When Jacob refused to let go until God blessed him, the Lord “touched the socket of his hip” or the “sinew of his thigh” and made his hip come out of joint (Genesis 32:25). Commentator J. H. McConkey gives us an illustration that helps in understanding why God did this to Jacob. He shares the following account, “We said to a physician friend one day, ‘Doctor, what is the exact significance of God’s touching Jacob upon the sinew of his thigh?’ He replied, ‘The sinew of the thigh is the strongest in the human body. A horse could scarcely tear it apart.’ God has to break us down at the strongest part of our self-life before He can have His own way of blessing with us.”(6)

As Jacob struggled with the Lord, God broke him right then and there. We have to come to a point of brokenness about our own ways and our own life before we will ever surrender and submit to God. We have to be humbled before we will bow down and worship the Lord. After Jacob was humbled we read in Genesis 33:3, “Then he crossed over before them and bowed himself to the ground seven times, until he came to his brother.” Jacob finally submitted to God’s will for his life after he was humbled and realized that he couldn’t make it without the Lord’s help. To be of the generation of Jacob we must realize that we cannot find fulfillment in the things of this world. Our eyes must be totally fixed on the Lord.

Point # 4: The Generation of Jacob Seeks Reconciliation

At the command of the Lord, Jacob sought to be reconciled to Esau. Only after Jacob and Esau had resolved their differences was Jacob blessed. We read in Genesis 33:17 that, after reconciling with Esau, Jacob was able to build a house and make stables for his livestock, and live in peace.

Before we can ever hope to come into God’s presence in worship and live in the peace of His blessings, we have to be about the ministry of reconciliation. 2 Corinthians 5:18-19 tells us that God “has reconciled us to Himself through Jesus Christ, and has given us the ministry of reconciliation, that is, that God was in Christ reconciling the world to Himself, not imputing their trespasses to them, and has committed to us the word of reconciliation.”

Reconciliation is forgiveness. There is no way we can worship God if we have not forgiven someone, because we harbor bitterness in our heart and bitterness is a distraction to worship (see Matthew 5:23-24).
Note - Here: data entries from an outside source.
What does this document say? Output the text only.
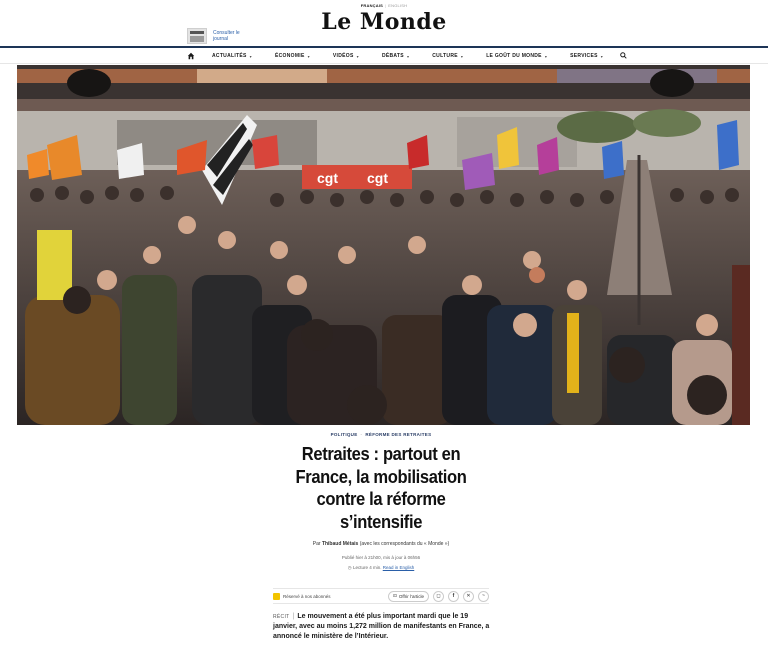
FRANÇAIS | ENGLISH
Le Monde
Consulter le journal
ACTUALITÉS ▾	ÉCONOMIE ▾	VIDÉOS ▾	DÉBATS ▾	CULTURE ▾	LE GOÛT DU MONDE ▾	SERVICES ▾
cgt cgt
POLITIQUE · RÉFORME DES RETRAITES
Retraites : partout en France, la mobilisation contre la réforme s’intensifie
Par Thibaud Métais (avec les correspondants du « Monde »)
Publié hier à 21h00, mis à jour à 06h56
◷ Lecture 4 min. Read in English
Réservé à nos abonnés	⊡ Offrir l’article	◻	f	✕	~

RÉCIT | Le mouvement a été plus important mardi que le 19 janvier, avec au moins 1,272 million de manifestants en France, a annoncé le ministère de l’Intérieur.
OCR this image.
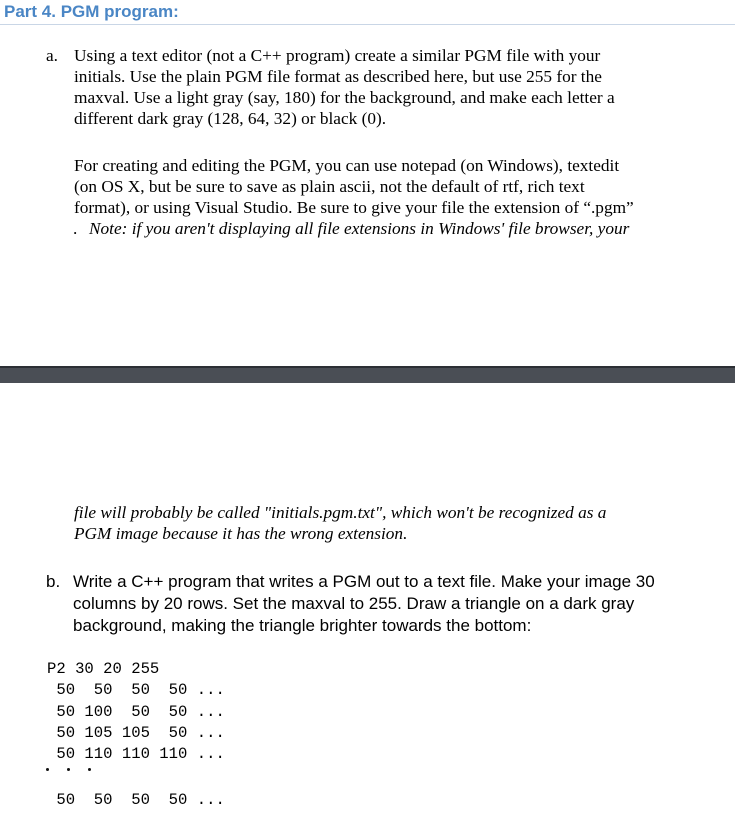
Part 4. PGM program:
a. Using a text editor (not a C++ program) create a similar PGM file with your
initials. Use the plain PGM file format as described here, but use 255 for the
maxval. Use a light gray (say, 180) for the background, and make each letter a
different dark gray (128, 64, 32) or black (0).
For creating and editing the PGM, you can use notepad (on Windows), textedit
(on OS X, but be sure to save as plain ascii, not the default of rtf, rich text
format), or using Visual Studio. Be sure to give your file the extension of “.pgm”
. Note: if you aren't displaying all file extensions in Windows' file browser, your
file will probably be called "initials.pgm.txt", which won't be recognized as a
PGM image because it has the wrong extension.
b. Write a C++ program that writes a PGM out to a text file. Make your image 30
columns by 20 rows. Set the maxval to 255. Draw a triangle on a dark gray
background, making the triangle brighter towards the bottom:
P2 30 20 255
50  50  50  50 ...
50 100  50  50 ...
50 105 105  50 ...
50 110 110 110 ...
50  50  50  50 ...
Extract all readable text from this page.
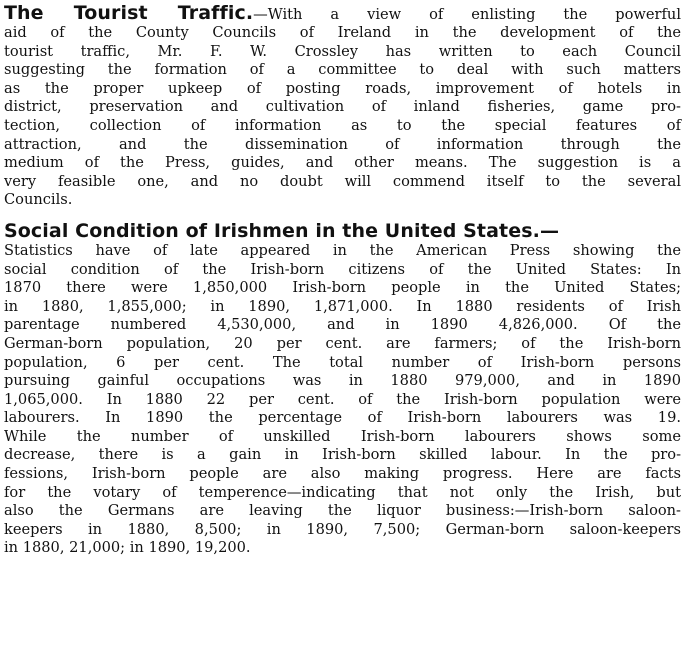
The Tourist Traffic.—With a view of enlisting the powerful
aid of the County Councils of Ireland in the development of the
tourist traffic, Mr. F. W. Crossley has written to each Council
suggesting the formation of a committee to deal with such matters
as the proper upkeep of posting roads, improvement of hotels in
district, preservation and cultivation of inland fisheries, game pro-
tection, collection of information as to the special features of
attraction, and the dissemination of information through the
medium of the Press, guides, and other means. The suggestion is a
very feasible one, and no doubt will commend itself to the several
Councils.
Social Condition of Irishmen in the United States.—
Statistics have of late appeared in the American Press showing the
social condition of the Irish-born citizens of the United States: In
1870 there were 1,850,000 Irish-born people in the United States;
in 1880, 1,855,000; in 1890, 1,871,000. In 1880 residents of Irish
parentage numbered 4,530,000, and in 1890 4,826,000. Of the
German-born population, 20 per cent. are farmers; of the Irish-born
population, 6 per cent. The total number of Irish-born persons
pursuing gainful occupations was in 1880 979,000, and in 1890
1,065,000. In 1880 22 per cent. of the Irish-born population were
labourers. In 1890 the percentage of Irish-born labourers was 19.
While the number of unskilled Irish-born labourers shows some
decrease, there is a gain in Irish-born skilled labour. In the pro-
fessions, Irish-born people are also making progress. Here are facts
for the votary of temperence—indicating that not only the Irish, but
also the Germans are leaving the liquor business:—Irish-born saloon-
keepers in 1880, 8,500; in 1890, 7,500; German-born saloon-keepers
in 1880, 21,000; in 1890, 19,200.
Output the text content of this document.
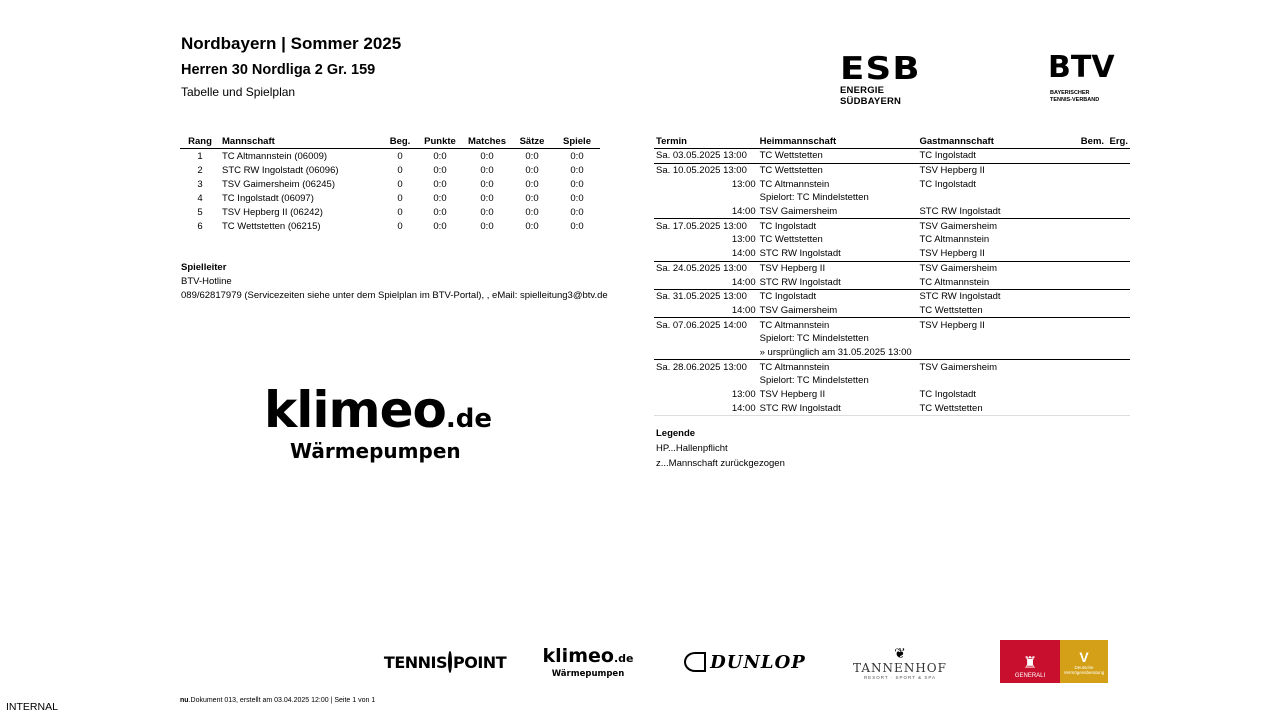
Nordbayern | Sommer 2025
Herren 30 Nordliga 2 Gr. 159
Tabelle und Spielplan
ESB
ENERGIE SÜDBAYERN
BTV
BAYERISCHER
TENNIS-VERBAND
Rang	Mannschaft	Beg.	Punkte	Matches	Sätze	Spiele
1	TC Altmannstein (06009)	0	0:0	0:0	0:0	0:0
2	STC RW Ingolstadt (06096)	0	0:0	0:0	0:0	0:0
3	TSV Gaimersheim (06245)	0	0:0	0:0	0:0	0:0
4	TC Ingolstadt (06097)	0	0:0	0:0	0:0	0:0
5	TSV Hepberg II (06242)	0	0:0	0:0	0:0	0:0
6	TC Wettstetten (06215)	0	0:0	0:0	0:0	0:0
Spielleiter
BTV-Hotline
089/62817979 (Servicezeiten siehe unter dem Spielplan im BTV-Portal), , eMail: spielleitung3@btv.de
klimeo.de
Wärmepumpen
Termin	Heimmannschaft	Gastmannschaft	Bem.	Erg.
Sa. 03.05.2025 13:00	TC Wettstetten	TC Ingolstadt		
Sa. 10.05.2025 13:00	TC Wettstetten	TSV Hepberg II		
13:00	TC Altmannstein	TC Ingolstadt		
	Spielort: TC Mindelstetten			
14:00	TSV Gaimersheim	STC RW Ingolstadt		
Sa. 17.05.2025 13:00	TC Ingolstadt	TSV Gaimersheim		
13:00	TC Wettstetten	TC Altmannstein		
14:00	STC RW Ingolstadt	TSV Hepberg II		
Sa. 24.05.2025 13:00	TSV Hepberg II	TSV Gaimersheim		
14:00	STC RW Ingolstadt	TC Altmannstein		
Sa. 31.05.2025 13:00	TC Ingolstadt	STC RW Ingolstadt		
14:00	TSV Gaimersheim	TC Wettstetten		
Sa. 07.06.2025 14:00	TC Altmannstein	TSV Hepberg II		
	Spielort: TC Mindelstetten			
	» ursprünglich am 31.05.2025 13:00			
Sa. 28.06.2025 13:00	TC Altmannstein	TSV Gaimersheim		
	Spielort: TC Mindelstetten			
13:00	TSV Hepberg II	TC Ingolstadt		
14:00	STC RW Ingolstadt	TC Wettstetten		
Legende
HP...Hallenpflicht
z...Mannschaft zurückgezogen
TENNIS POINT klimeo.de
Wärmepumpen
DUNLOP	❦
TANNENHOF
RESORT · SPORT & SPA
♜
GENERALI
V
Deutsche Vermögensberatung
nu.Dokument 013, erstellt am 03.04.2025 12:00 | Seite 1 von 1
INTERNAL
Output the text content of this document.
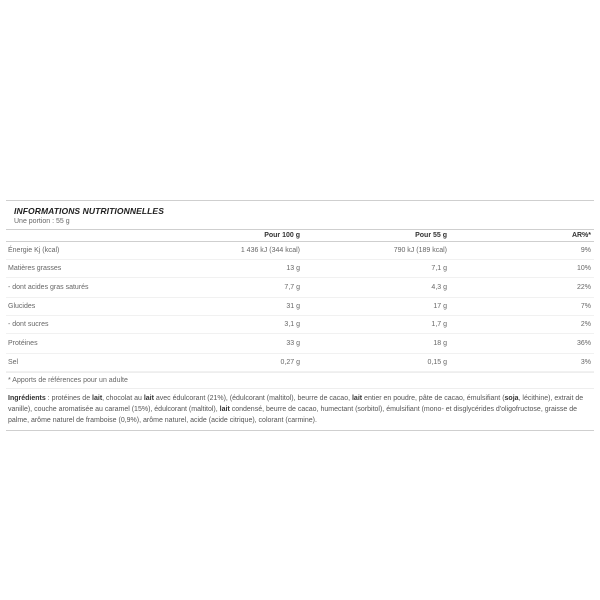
INFORMATIONS NUTRITIONNELLES
Une portion : 55 g
	Pour 100 g	Pour 55 g	AR%*
Énergie Kj (kcal)	1 436 kJ (344 kcal)	790 kJ (189 kcal)	9%
Matières grasses	13 g	7,1 g	10%
- dont acides gras saturés	7,7 g	4,3 g	22%
Glucides	31 g	17 g	7%
- dont sucres	3,1 g	1,7 g	2%
Protéines	33 g	18 g	36%
Sel	0,27 g	0,15 g	3%
* Apports de références pour un adulte
Ingrédients : protéines de lait, chocolat au lait avec édulcorant (21%), (édulcorant (maltitol), beurre de cacao, lait entier en poudre, pâte de cacao, émulsifiant (soja, lécithine), extrait de vanille), couche aromatisée au caramel (15%), édulcorant (maltitol), lait condensé, beurre de cacao, humectant (sorbitol), émulsifiant (mono- et disglycérides d'oligofructose, graisse de palme, arôme naturel de framboise (0,9%), arôme naturel, acide (acide citrique), colorant (carmine).
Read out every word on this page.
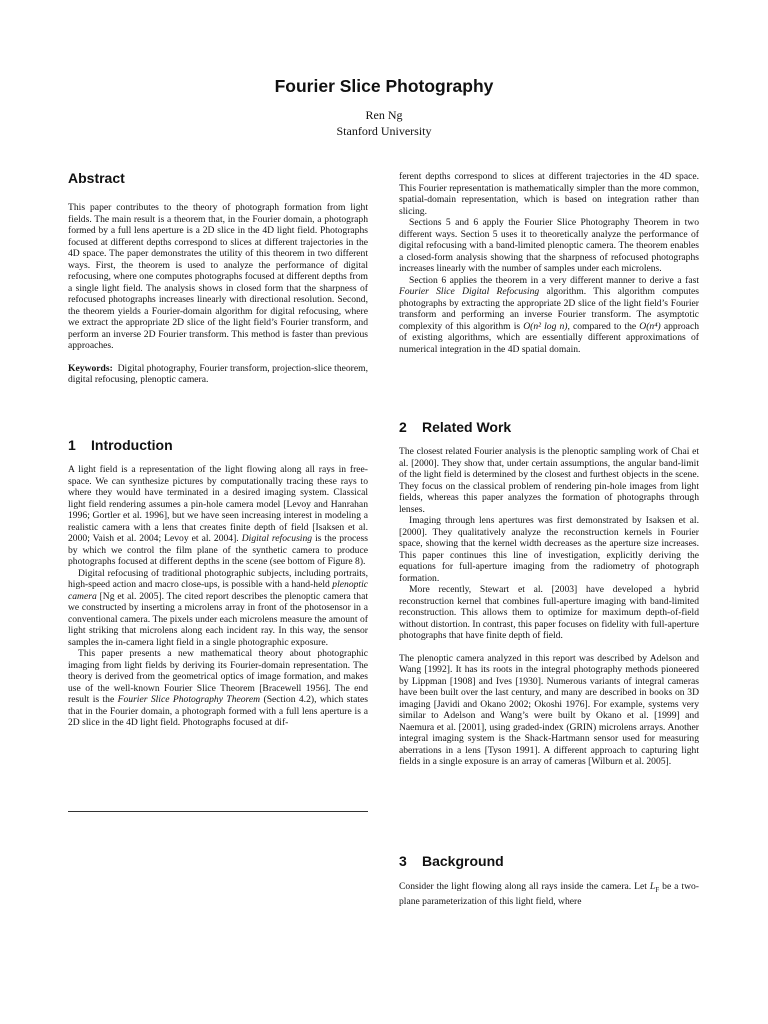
Fourier Slice Photography
Ren Ng
Stanford University
Abstract

This paper contributes to the theory of photograph formation from light fields. The main result is a theorem that, in the Fourier domain, a photograph formed by a full lens aperture is a 2D slice in the 4D light field. Photographs focused at different depths correspond to slices at different trajectories in the 4D space. The paper demonstrates the utility of this theorem in two different ways. First, the theorem is used to analyze the performance of digital refocusing, where one computes photographs focused at different depths from a single light field. The analysis shows in closed form that the sharpness of refocused photographs increases linearly with directional resolution. Second, the theorem yields a Fourier-domain algorithm for digital refocusing, where we extract the appropriate 2D slice of the light field’s Fourier transform, and perform an inverse 2D Fourier transform. This method is faster than previous approaches.

Keywords: Digital photography, Fourier transform, projection-slice theorem, digital refocusing, plenoptic camera.

1 Introduction

A light field is a representation of the light flowing along all rays in free-space. We can synthesize pictures by computationally tracing these rays to where they would have terminated in a desired imaging system. Classical light field rendering assumes a pin-hole camera model [Levoy and Hanrahan 1996; Gortler et al. 1996], but we have seen increasing interest in modeling a realistic camera with a lens that creates finite depth of field [Isaksen et al. 2000; Vaish et al. 2004; Levoy et al. 2004]. Digital refocusing is the process by which we control the film plane of the synthetic camera to produce photographs focused at different depths in the scene (see bottom of Figure 8).

Digital refocusing of traditional photographic subjects, including portraits, high-speed action and macro close-ups, is possible with a hand-held plenoptic camera [Ng et al. 2005]. The cited report describes the plenoptic camera that we constructed by inserting a microlens array in front of the photosensor in a conventional camera. The pixels under each microlens measure the amount of light striking that microlens along each incident ray. In this way, the sensor samples the in-camera light field in a single photographic exposure.

This paper presents a new mathematical theory about photographic imaging from light fields by deriving its Fourier-domain representation. The theory is derived from the geometrical optics of image formation, and makes use of the well-known Fourier Slice Theorem [Bracewell 1956]. The end result is the Fourier Slice Photography Theorem (Section 4.2), which states that in the Fourier domain, a photograph formed with a full lens aperture is a 2D slice in the 4D light field. Photographs focused at dif-

ferent depths correspond to slices at different trajectories in the 4D space. This Fourier representation is mathematically simpler than the more common, spatial-domain representation, which is based on integration rather than slicing.

Sections 5 and 6 apply the Fourier Slice Photography Theorem in two different ways. Section 5 uses it to theoretically analyze the performance of digital refocusing with a band-limited plenoptic camera. The theorem enables a closed-form analysis showing that the sharpness of refocused photographs increases linearly with the number of samples under each microlens.

Section 6 applies the theorem in a very different manner to derive a fast Fourier Slice Digital Refocusing algorithm. This algorithm computes photographs by extracting the appropriate 2D slice of the light field’s Fourier transform and performing an inverse Fourier transform. The asymptotic complexity of this algorithm is O(n² log n), compared to the O(n⁴) approach of existing algorithms, which are essentially different approximations of numerical integration in the 4D spatial domain.

2 Related Work

The closest related Fourier analysis is the plenoptic sampling work of Chai et al. [2000]. They show that, under certain assumptions, the angular band-limit of the light field is determined by the closest and furthest objects in the scene. They focus on the classical problem of rendering pin-hole images from light fields, whereas this paper analyzes the formation of photographs through lenses.

Imaging through lens apertures was first demonstrated by Isaksen et al. [2000]. They qualitatively analyze the reconstruction kernels in Fourier space, showing that the kernel width decreases as the aperture size increases. This paper continues this line of investigation, explicitly deriving the equations for full-aperture imaging from the radiometry of photograph formation.

More recently, Stewart et al. [2003] have developed a hybrid reconstruction kernel that combines full-aperture imaging with band-limited reconstruction. This allows them to optimize for maximum depth-of-field without distortion. In contrast, this paper focuses on fidelity with full-aperture photographs that have finite depth of field.

The plenoptic camera analyzed in this report was described by Adelson and Wang [1992]. It has its roots in the integral photography methods pioneered by Lippman [1908] and Ives [1930]. Numerous variants of integral cameras have been built over the last century, and many are described in books on 3D imaging [Javidi and Okano 2002; Okoshi 1976]. For example, systems very similar to Adelson and Wang’s were built by Okano et al. [1999] and Naemura et al. [2001], using graded-index (GRIN) microlens arrays. Another integral imaging system is the Shack-Hartmann sensor used for measuring aberrations in a lens [Tyson 1991]. A different approach to capturing light fields in a single exposure is an array of cameras [Wilburn et al. 2005].

3 Background

Consider the light flowing along all rays inside the camera. Let $L_F$ be a two-plane parameterization of this light field, where
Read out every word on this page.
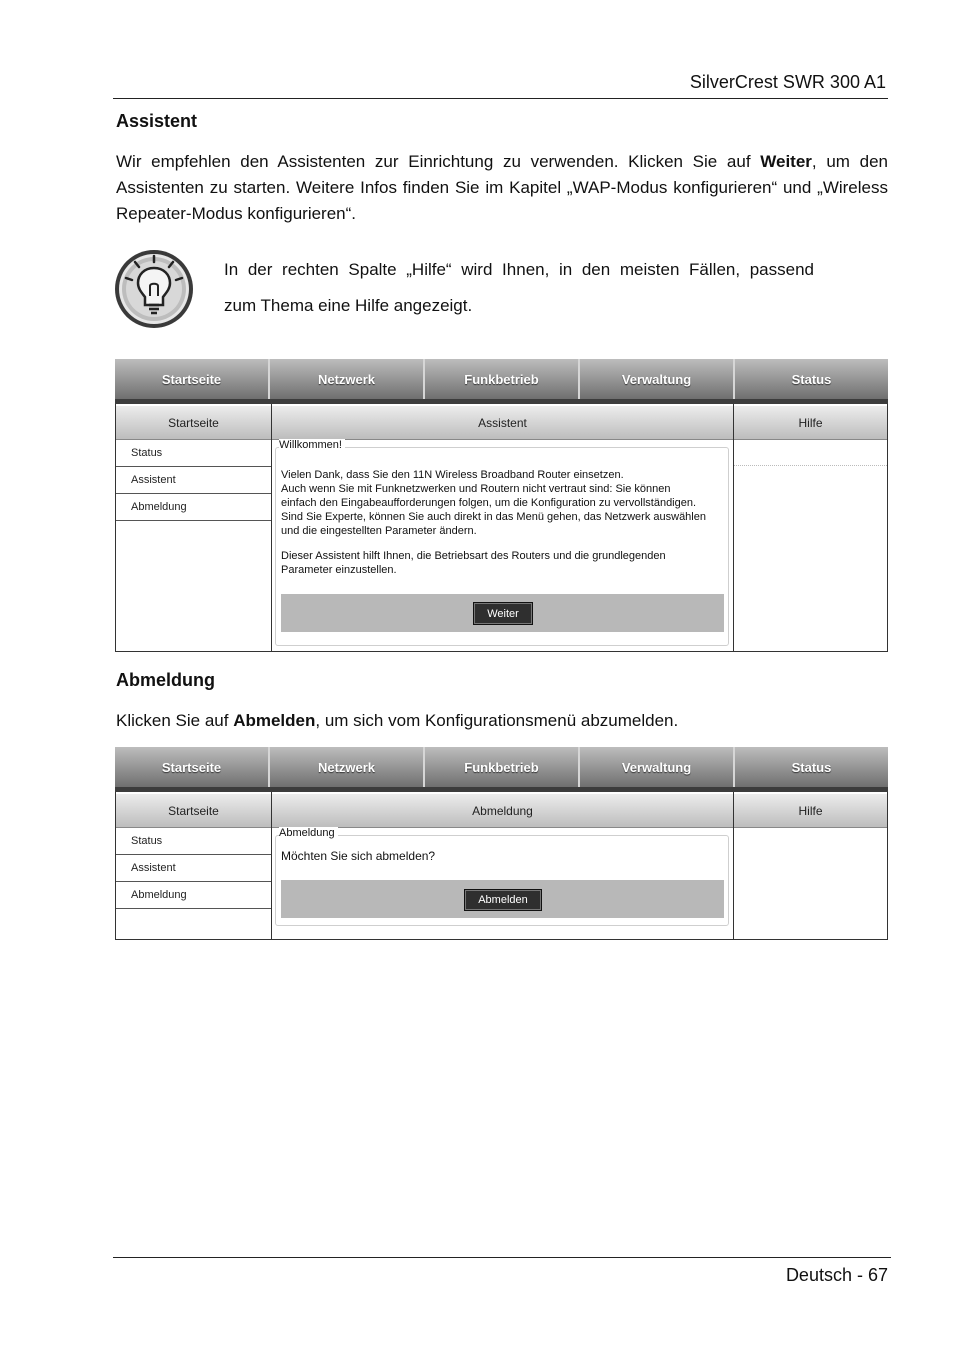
SilverCrest SWR 300 A1
Assistent
Wir empfehlen den Assistenten zur Einrichtung zu verwenden. Klicken Sie auf Weiter, um den Assistenten zu starten. Weitere Infos finden Sie im Kapitel „WAP-Modus konfigurieren“ und „Wireless Repeater-Modus konfigurieren“.
In der rechten Spalte „Hilfe“ wird Ihnen, in den meisten Fällen, passend
zum Thema eine Hilfe angezeigt.
Startseite	Netzwerk	Funkbetrieb	Verwaltung	Status
Startseite
Status
Assistent
Abmeldung
Assistent
Willkommen!
Vielen Dank, dass Sie den 11N Wireless Broadband Router einsetzen.
Auch wenn Sie mit Funknetzwerken und Routern nicht vertraut sind: Sie können
einfach den Eingabeaufforderungen folgen, um die Konfiguration zu vervollständigen.
Sind Sie Experte, können Sie auch direkt in das Menü gehen, das Netzwerk auswählen
und die eingestellten Parameter ändern.
Dieser Assistent hilft Ihnen, die Betriebsart des Routers und die grundlegenden
Parameter einzustellen.
Weiter
Hilfe
Abmeldung
Klicken Sie auf Abmelden, um sich vom Konfigurationsmenü abzumelden.
Startseite	Netzwerk	Funkbetrieb	Verwaltung	Status
Startseite
Status
Assistent
Abmeldung
Abmeldung
Abmeldung
Möchten Sie sich abmelden?
Abmelden
Hilfe
Deutsch - 67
If we desire to be of the generation of Jacob and not become distracted from worshipping God, then we must learn to either forgive those who have hurt us, or ask forgiveness from those whom we have hurt.

Time of Reflection

If we wish to ascend the hill of the Lord and stand in God’s holy place, then we must show forth the characteristics of the generation of Jacob, the generation that seeks God’s face.

From the four main points we have looked at, one common trait can be identified with the generation of Jacob, and it is the trait of self-sacrifice. We must get rid of the “self” that is in us before we can bow down to God. Instead of placing any value or worth on our own lives, we must place God in the position of worth, because that is what the word worship means. Worship means to place something in a position of worth.

Paul said it best when he stated, “I count all things loss for the excellence of the knowledge of Christ Jesus my Lord, for whom I have suffered the loss of all things, and count them as rubbish, that I may gain Christ . . . that I may know Him and the power of His resurrection” (Philippians 3:8, 10).

NOTES

(1) Passion, “Give Us Clean Hands,” taken from the album One Day Live, 2000.

(2) James Strong, “naqiy,” Exhaustive Concordance of the Bible (Peabody, Mass.), taken from page 80 in the Hebrew Dictionary, number 5355.

(3) Ibid., “bar,” taken from page 23 in the Hebrew Dictionary, numbers 1247, 1248, and 1249.

(4) Merriam-Webster, Merriam-Webster's Collegiate Dictionary, 10th ed. (Springfield, Mass., 1996).

(5) Ibid.

(6) P. L. Tan, Encyclopedia of 7700 Illustrations: A Treasury of Illustrations, Anecdotes, Facts and Quotations for Pastors, Teachers and Christian Workers (Garland, TX: Bible Communications, 1996).